Read PDF and return extracted tables.

Note: kwargs annotated with ^ can only be used with flavor=’stream’ or flavor=’network’ and kwargs annotated with * can only be used with flavor=’lattice’. The hybrid parser accepts kwargs with both annotations.

Parameters:
  • filepath (str, Path, IO) – Filepath or URL of the PDF file.

  • pages (str, optional (default: '1')) – Comma-separated page numbers. Example: ‘1,3,4’ or ‘1,4-end’ or ‘all’.

  • password (str, optional (default: None)) – Password for decryption.

  • flavor (str (default: 'lattice')) – The parsing method to use (‘lattice’, ‘stream’, ‘network’ or ‘hybrid’).

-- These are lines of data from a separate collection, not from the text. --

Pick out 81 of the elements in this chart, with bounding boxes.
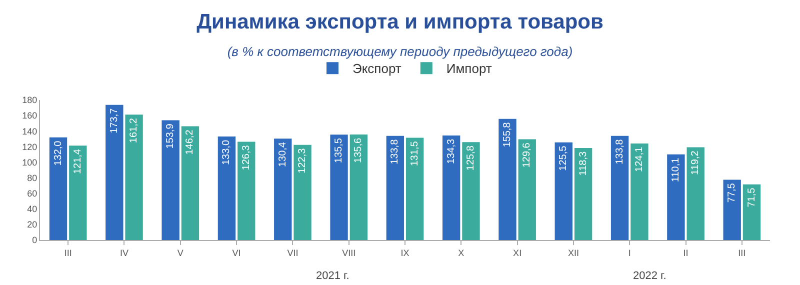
data-label: 132,0 (52, 140, 64, 166)
bar (350, 134, 368, 240)
chart-title: Динамика экспорта и импорта товаров (196, 10, 604, 34)
x-tick-label: IV (120, 248, 128, 258)
y-tick-label: 0 (32, 235, 38, 246)
x-tick-label: X (458, 248, 464, 258)
data-label: 121,4 (72, 148, 84, 174)
bar (49, 137, 68, 240)
data-label: 71,5 (746, 187, 758, 208)
bar (442, 136, 460, 240)
y-tick-label: 40 (27, 204, 38, 214)
bar (181, 126, 200, 240)
bar (723, 180, 741, 240)
bar (330, 134, 348, 240)
data-label: 146,2 (184, 129, 196, 155)
bar (610, 136, 629, 240)
x-tick-label: VII (287, 248, 298, 258)
y-tick-label: 180 (22, 95, 38, 106)
y-tick-label: 160 (22, 110, 38, 121)
x-tick-label: III (738, 248, 746, 258)
bar (386, 136, 404, 240)
x-tick-label: I (628, 248, 631, 258)
x-tick-label: II (683, 248, 688, 258)
y-tick-label: 20 (27, 220, 38, 230)
data-label: 131,5 (409, 140, 420, 166)
bar (498, 118, 516, 240)
bar (218, 136, 236, 240)
data-label: 133,8 (614, 138, 626, 164)
x-tick-label: III (64, 248, 72, 258)
data-label: 153,9 (165, 123, 176, 149)
data-label: 122,3 (297, 148, 308, 174)
bar (518, 139, 536, 240)
bar (162, 120, 180, 240)
x-tick-label: V (177, 248, 184, 258)
data-label: 155,8 (502, 122, 513, 148)
bar (406, 138, 424, 240)
bar (667, 154, 685, 240)
y-tick-label: 140 (22, 126, 38, 136)
data-label: 135,6 (353, 138, 364, 163)
data-label: 161,2 (128, 118, 140, 144)
data-label: 125,5 (558, 145, 570, 171)
bar (630, 143, 648, 240)
y-tick-label: 80 (27, 172, 38, 183)
text: 2022 г. (633, 270, 666, 282)
x-tick-label: IX (400, 248, 410, 258)
y-tick-label: 120 (22, 142, 38, 152)
bar (554, 142, 572, 240)
data-label: 119,2 (690, 150, 702, 176)
text: 2021 г. (316, 270, 350, 282)
data-label: 77,5 (726, 182, 738, 203)
bar (274, 138, 292, 240)
data-label: 173,7 (108, 108, 120, 134)
bar (106, 104, 124, 240)
data-label: 133,8 (390, 138, 401, 164)
bar (742, 184, 761, 240)
data-label: 126,3 (240, 144, 252, 170)
data-label: 135,5 (334, 138, 345, 164)
bar (69, 146, 87, 240)
bar (294, 144, 312, 240)
x-tick-label: VI (232, 248, 241, 258)
data-label: 125,8 (465, 145, 476, 171)
y-tick-label: 60 (27, 188, 38, 198)
legend-label: Импорт (446, 61, 492, 76)
data-label: 130,4 (277, 142, 288, 168)
data-label: 110,1 (670, 157, 682, 182)
data-label: 133,0 (221, 140, 232, 166)
bar (462, 142, 480, 240)
x-tick-label: VIII (342, 248, 356, 258)
data-label: 129,6 (522, 142, 533, 168)
bar (238, 142, 256, 240)
bar (686, 147, 704, 240)
data-label: 134,3 (446, 138, 457, 164)
x-tick-label: XI (513, 248, 522, 258)
y-tick-label: 100 (22, 157, 38, 168)
bar (125, 114, 143, 240)
data-label: 118,3 (578, 150, 589, 176)
chart-subtitle: (в % к соответствующему периоду предыдущего года) (227, 44, 573, 59)
data-label: 124,1 (634, 146, 645, 172)
legend-label: Экспорт (352, 61, 402, 76)
bar (574, 148, 592, 240)
x-tick-label: XII (568, 248, 579, 258)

Lattice is used by default.

  • suppress_stdout (bool, optional (default: False)) – Print all logs and warnings.

  • parallel (bool, optional (default: False)) – Process pages in parallel using all available cpu cores.

  • layout_kwargs (dict, optional (default: {})) – A dict of pdfminer.layout.LAParams kwargs.

  • table_areas (list, optional (default: None)) – List of table area strings of the form x1,y1,x2,y2 where (x1, y1) -> left-top and (x2, y2) -> right-bottom in PDF coordinate space.

  • columns^ (list, optional (default: None)) – List of column x-coordinates strings where the coordinates are comma-separated.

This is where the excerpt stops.